Documentation
Automations [deprecated]
Orbit Automations are a way of creating small workflows that you can use to perform certain actions when a certain criteria is met. It is currently in public beta which means that changes may still be made. If you have any feedback, suggestions or improvements that you would like to see in future, you can let us know about these on our Ideas Board.
Automations Overview
An automation in Orbit is made up of two parts; a trigger, and an action. Triggers are the definition of what Orbit should look out for. Actions are what happens when that Trigger criteria is matched.
Available Triggers
Automations can be triggered on any of the following:
- When a new activity happens
- When a new member is added to the workspace
- When a new note is added to a member
Available Actions
You can associate any of the following actions with the Triggers outlined above:
- Send a notification to a channel in Slack (requires the)Slack App
- Tag a member with a specific tag, or set of tags
Setting up a new Automation
You can find Automations on the Settings page of your Orbit workspace.
To get started creating a new Automation, click the New Automation button.

You will then be taken through a set of steps to set up the trigger, any associated criteria, and the action you want your Automation to perform.
Step 1: Give it a name
All good Automations need a name. Use something descriptive so you can identify what the Automation does when you have lots of them in a list.

Step 2: Choose a Trigger
Next, pick the trigger. Your can choose to trigger your Automation when...
- a new activity is added to a member
- a new member is added to your community
- a new note is added to a member

If you choose a new activity is added to a member you can further filter your criteria to add more specificity to your Trigger:

You can match on any or all of the following filters:
- Activity Types (by Activity Type Key)
- The presence of one or more keywords in the activity description
- Specific tags on a Member profile
Additionally, you can choose to include or exclude your teammate's activities from being included in this Trigger.
Note: If you need to find out which Activity Type Key you should use, you can find all of them listed under Activity Types in your Workspace Settings. They are listed under the Key column.
Step 3: Define your Action
Once your Trigger definition is completed, you need to choose what should happen next. You have a choice of three options:
- Send a webhook [Note: this has now been moved to Settings → Webhooks. Learn more]
- Send a notification in Slack
- Add tags to the member

Send a notification in Slack
If you want to be notified via a channel in your company Slack, this is the Action to use. To set this up you will need to connect your internal Slack workspace to Orbit first by clicking on Connect Slack.

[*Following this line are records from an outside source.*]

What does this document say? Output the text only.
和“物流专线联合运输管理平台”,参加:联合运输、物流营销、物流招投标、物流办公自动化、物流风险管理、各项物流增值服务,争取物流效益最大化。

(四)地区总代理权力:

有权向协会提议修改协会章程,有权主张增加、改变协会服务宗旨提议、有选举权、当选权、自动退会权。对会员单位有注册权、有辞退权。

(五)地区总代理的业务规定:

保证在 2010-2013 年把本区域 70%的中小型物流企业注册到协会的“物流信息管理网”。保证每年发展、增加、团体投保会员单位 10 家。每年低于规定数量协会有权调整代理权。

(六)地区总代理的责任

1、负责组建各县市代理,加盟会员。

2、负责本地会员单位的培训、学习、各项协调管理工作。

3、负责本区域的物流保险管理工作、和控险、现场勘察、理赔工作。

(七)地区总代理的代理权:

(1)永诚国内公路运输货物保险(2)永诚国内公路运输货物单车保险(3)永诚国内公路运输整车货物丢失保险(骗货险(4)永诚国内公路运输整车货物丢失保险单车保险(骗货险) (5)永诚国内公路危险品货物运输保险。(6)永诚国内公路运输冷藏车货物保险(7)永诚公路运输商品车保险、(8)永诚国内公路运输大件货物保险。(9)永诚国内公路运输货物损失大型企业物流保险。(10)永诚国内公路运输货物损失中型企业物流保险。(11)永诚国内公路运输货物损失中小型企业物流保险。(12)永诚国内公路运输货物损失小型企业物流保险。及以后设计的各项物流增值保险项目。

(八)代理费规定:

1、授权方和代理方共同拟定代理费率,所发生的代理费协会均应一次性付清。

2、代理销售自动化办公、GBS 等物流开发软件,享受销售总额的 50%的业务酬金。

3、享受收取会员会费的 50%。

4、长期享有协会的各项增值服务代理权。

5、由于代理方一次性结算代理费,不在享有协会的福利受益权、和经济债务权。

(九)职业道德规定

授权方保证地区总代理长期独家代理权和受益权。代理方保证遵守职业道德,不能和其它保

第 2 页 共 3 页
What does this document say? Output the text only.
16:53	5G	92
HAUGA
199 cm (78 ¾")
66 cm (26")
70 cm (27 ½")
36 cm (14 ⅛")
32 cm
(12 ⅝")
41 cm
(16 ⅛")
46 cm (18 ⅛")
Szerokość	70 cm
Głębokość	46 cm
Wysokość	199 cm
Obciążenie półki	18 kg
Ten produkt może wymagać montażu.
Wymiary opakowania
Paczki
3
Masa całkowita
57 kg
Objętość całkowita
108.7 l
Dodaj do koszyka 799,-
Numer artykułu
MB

Once connected, you will see a list of available channels. You can choose any channel you want to send the notification to from the dropdown list.

When your Automation runs, any notifications that result from matching criteria in your Trigger will be delivered to the chosen channel, and they look like this:

The notification also includes additional information about the Member, as well as their location, their member tags, and other social profile information if we have it. You can take actions directly from the notification such View Profile, Add Note, and Edit Tags.
Add tags to the Member
Automatically tagging Members when they perform specific actions is really powerful. For example, if you have an event coming up and you want to tag all the members who register interest, this would be the action to use.

You can define one or more tags. They will all be added to the member profile associated with the Trigger.
Step 4: Save it
Click on Create Automation to save everything. It will start working immediately.
Viewing, editing, disabling and deleting Automations
If you want to view, edit, disable or delete an Automation that you have created you can do this by clicking on the Actions button in your main list of Automations.

Automation Details
The details page gives you a complete overview of your Automation including the trigger, action, filters used and a list of recent deliveries so you can see the past few times that it ran and if that run was successful. This is particularly useful when debugging Webhook actions.

Example: Tag members who mention our event in Discord
Below is an example of an automation using Discord, Keyword Matching, and Member Tagging. It aims to do the following:
- Listen to new Discord message activities
- Match the keyword 'Nexus' in any of those messages
- Tag the Member who sent the message with "Nexus Chat"
Nexus is the name of the Orbit User Conference, so we want to tag anyone that mentions it. We can use this tag to create a filtered list of Members in Orbit that have talked about the event ahead of it happening. This list can be stored as a saved view (see

In order to achieve this we use the following settings:
- Trigger is set to a new activity is added to a member.
- Filter using the discord:message:sent activity type
- We check if the Activity Description contains the word "Nexus"
- Our Action is set to add tags to the member
- We specify the tag "Nexus Chat" as the tag we want to add
Useful to know
- You can use multiple activity types in your Trigger, this is useful for checking for the same things across multiple platforms.
- The 'Activity Description' contains the whole message from any messaging platforms such as Discord, Slack or Twitter.
- You can check for multiple keywords in a Trigger, this query is the same as writing 'Keyword 1 OR Keyword 2'.
- Keyword detection is case insensitive, you can use capital letters or lowercase, the automation will match the keyword regardless of the case you use.